The majority of the harvest is done by hand. Vinification takes place entirely in their cellars. Red grapes are sorted in the field at the moment they are picked if need be. Most ‘cuvees’ are then de-stemmed and crushed. A traditional maceration of at least 17 days takes place in tanks that maintain the temperature at 12C for the first few days in order to extract the maximum of Pinot Noir aromas. Each tank is pumped over regularly and punched down occasionally. In certain years, a final warm maceration is allowed to take place. In years where the natural sugar are low, the must is chaptalized, meaning sugar is added. Recent Burgundy vintage have rarely needed to be chaptalized, however.

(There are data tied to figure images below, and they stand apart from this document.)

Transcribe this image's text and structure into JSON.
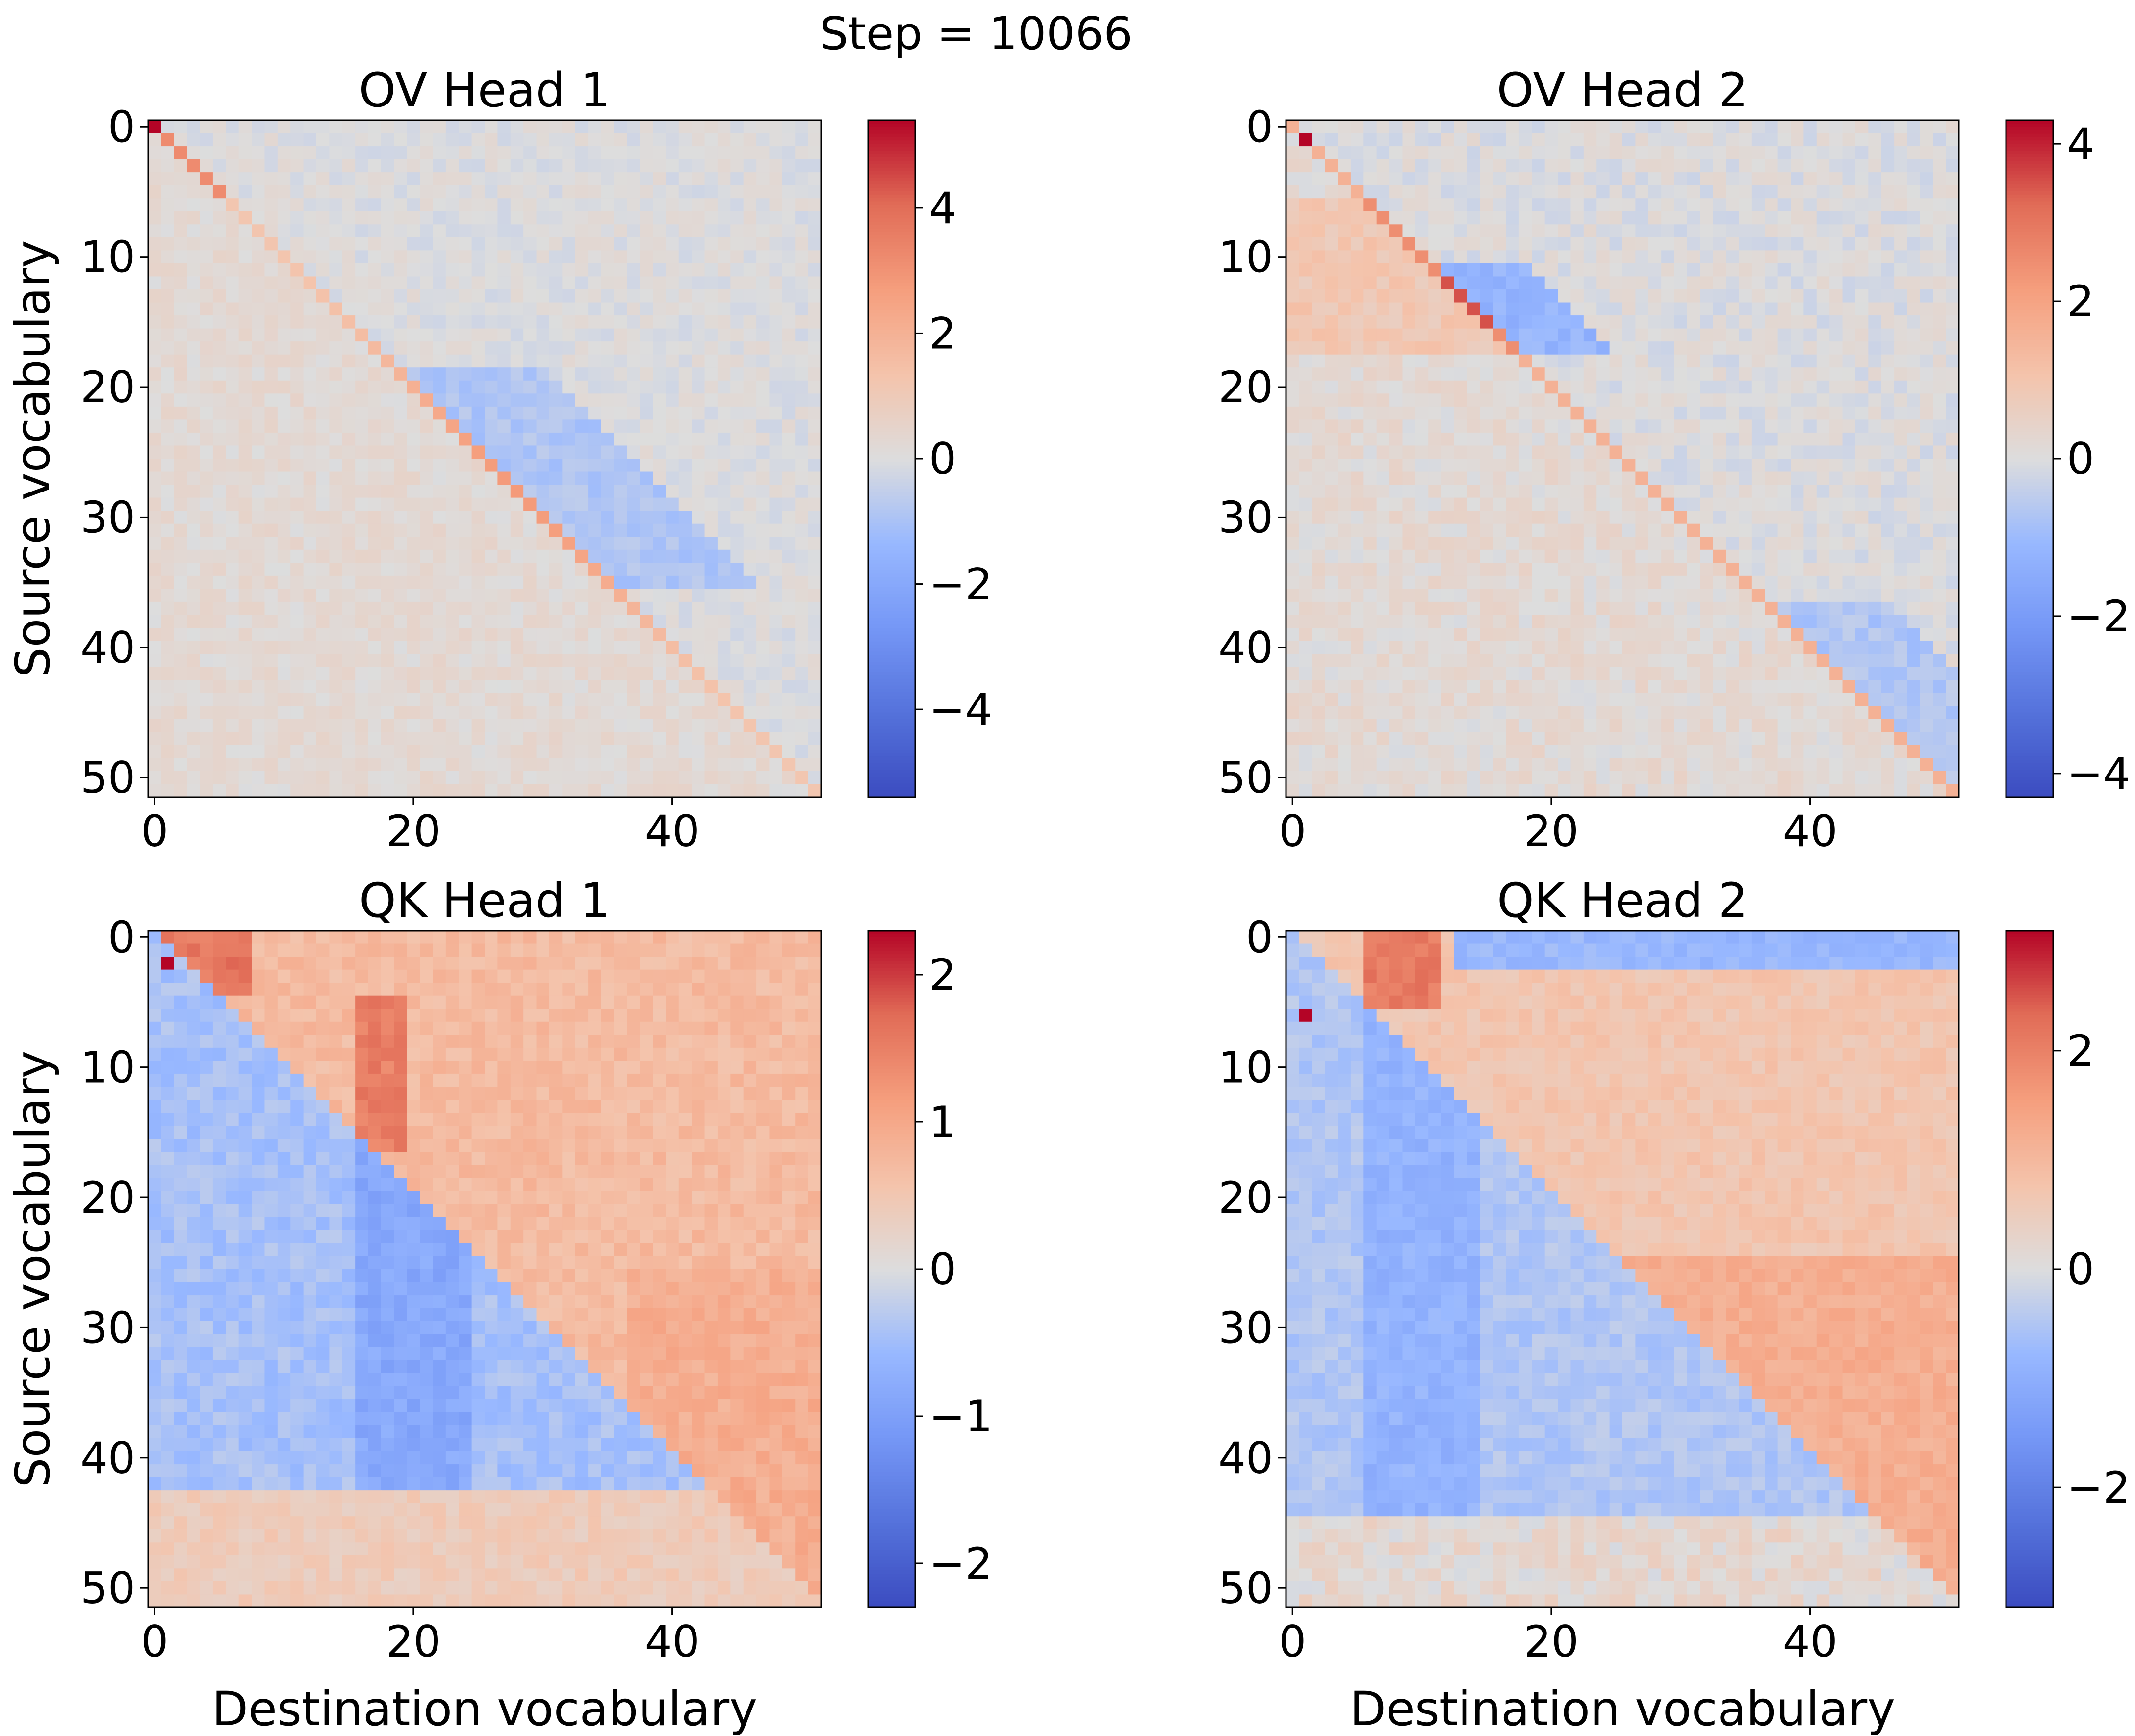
{
  "figure": {
    "suptitle": "Step = 10066"
  },
  "chart_data": [
    {
      "type": "heatmap",
      "title": "OV Head 1",
      "xlabel": "",
      "ylabel": "Source vocabulary",
      "x_ticks": [
        "0",
        "20",
        "40"
      ],
      "y_ticks": [
        "0",
        "10",
        "20",
        "30",
        "40",
        "50"
      ],
      "size": 52,
      "colormap": "coolwarm",
      "vmin": -5.4,
      "vmax": 5.4,
      "colorbar_ticks": [
        {
          "value": 4,
          "label": "4"
        },
        {
          "value": 2,
          "label": "2"
        },
        {
          "value": 0,
          "label": "0"
        },
        {
          "value": -2,
          "label": "−2"
        },
        {
          "value": -4,
          "label": "−4"
        }
      ],
      "pattern": "diagonal",
      "bright_cells": [
        [
          0,
          0,
          5.4
        ]
      ],
      "noise_seed": 11
    },
    {
      "type": "heatmap",
      "title": "OV Head 2",
      "xlabel": "",
      "ylabel": "",
      "x_ticks": [
        "0",
        "20",
        "40"
      ],
      "y_ticks": [
        "0",
        "10",
        "20",
        "30",
        "40",
        "50"
      ],
      "size": 52,
      "colormap": "coolwarm",
      "vmin": -4.3,
      "vmax": 4.3,
      "colorbar_ticks": [
        {
          "value": 4,
          "label": "4"
        },
        {
          "value": 2,
          "label": "2"
        },
        {
          "value": 0,
          "label": "0"
        },
        {
          "value": -2,
          "label": "−2"
        },
        {
          "value": -4,
          "label": "−4"
        }
      ],
      "pattern": "diagonal",
      "bright_cells": [
        [
          1,
          1,
          4.3
        ]
      ],
      "noise_seed": 23
    },
    {
      "type": "heatmap",
      "title": "QK Head 1",
      "xlabel": "Destination vocabulary",
      "ylabel": "Source vocabulary",
      "x_ticks": [
        "0",
        "20",
        "40"
      ],
      "y_ticks": [
        "0",
        "10",
        "20",
        "30",
        "40",
        "50"
      ],
      "size": 52,
      "colormap": "coolwarm",
      "vmin": -2.3,
      "vmax": 2.3,
      "colorbar_ticks": [
        {
          "value": 2,
          "label": "2"
        },
        {
          "value": 1,
          "label": "1"
        },
        {
          "value": 0,
          "label": "0"
        },
        {
          "value": -1,
          "label": "−1"
        },
        {
          "value": -2,
          "label": "−2"
        }
      ],
      "pattern": "upper",
      "bright_cells": [
        [
          2,
          1,
          2.3
        ]
      ],
      "noise_seed": 37
    },
    {
      "type": "heatmap",
      "title": "QK Head 2",
      "xlabel": "Destination vocabulary",
      "ylabel": "",
      "x_ticks": [
        "0",
        "20",
        "40"
      ],
      "y_ticks": [
        "0",
        "10",
        "20",
        "30",
        "40",
        "50"
      ],
      "size": 52,
      "colormap": "coolwarm",
      "vmin": -3.1,
      "vmax": 3.1,
      "colorbar_ticks": [
        {
          "value": 2,
          "label": "2"
        },
        {
          "value": 0,
          "label": "0"
        },
        {
          "value": -2,
          "label": "−2"
        }
      ],
      "pattern": "upper",
      "bright_cells": [
        [
          6,
          1,
          3.1
        ]
      ],
      "noise_seed": 53
    }
  ]
}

Alcoholic fermentation for the reds takes place naturally with the addition of yeast or enzymes. The marc is then pressed (mechanical press). Then the wine is left to settle out for 24 hours before being sent down to barrels in the cellars by gravity. Whites are pressed directly (mechanical press). The musts are left to settle for 24 hours and chaptalized if necessary. They are they taken down to barrels in the cellars by gravity. They are maintained at a temperature of 20 C to allow the alcoholic fermentation to take off. This temperature also permits the wines to keep subtle aromas. Generally this fermentation takes place slowly, over several weeks.

The wines are raised in Allier oak barrels. The maximum proportion of new oak is 30% per year. Whites receive a ‘batonnage’ every 2 weeks until the malolactic fermentation finishes, usually during the following spring. ‘Battonage’ allows the lees to remain in suspension, nourishing the wine and making it ‘fat’. Once the malo is finished, the wines are racked and returned to the barrels.The maturation of the whites lasts 16-22 months. For the reds, maturation lasts 16-18 months. For all of these wines, the final stage is done in tanks where the various barrels of each appellation are assembled to ensure a consistent, pure ‘cuvee’. The wines are then bottled at the domain by a specialist bottling company after having been fined and filtered (for the whites), or lightly filtered (for the reds).

The bottled wine is then aged in their excellent cellars where the elements necessary for conservation are ideal and naturally present (humidity, temperature). They then wait for the time to be right. Most of the production goes to export and to individual clients. A part of the production each year is kept in reserve for long aging before being sold when they are mature.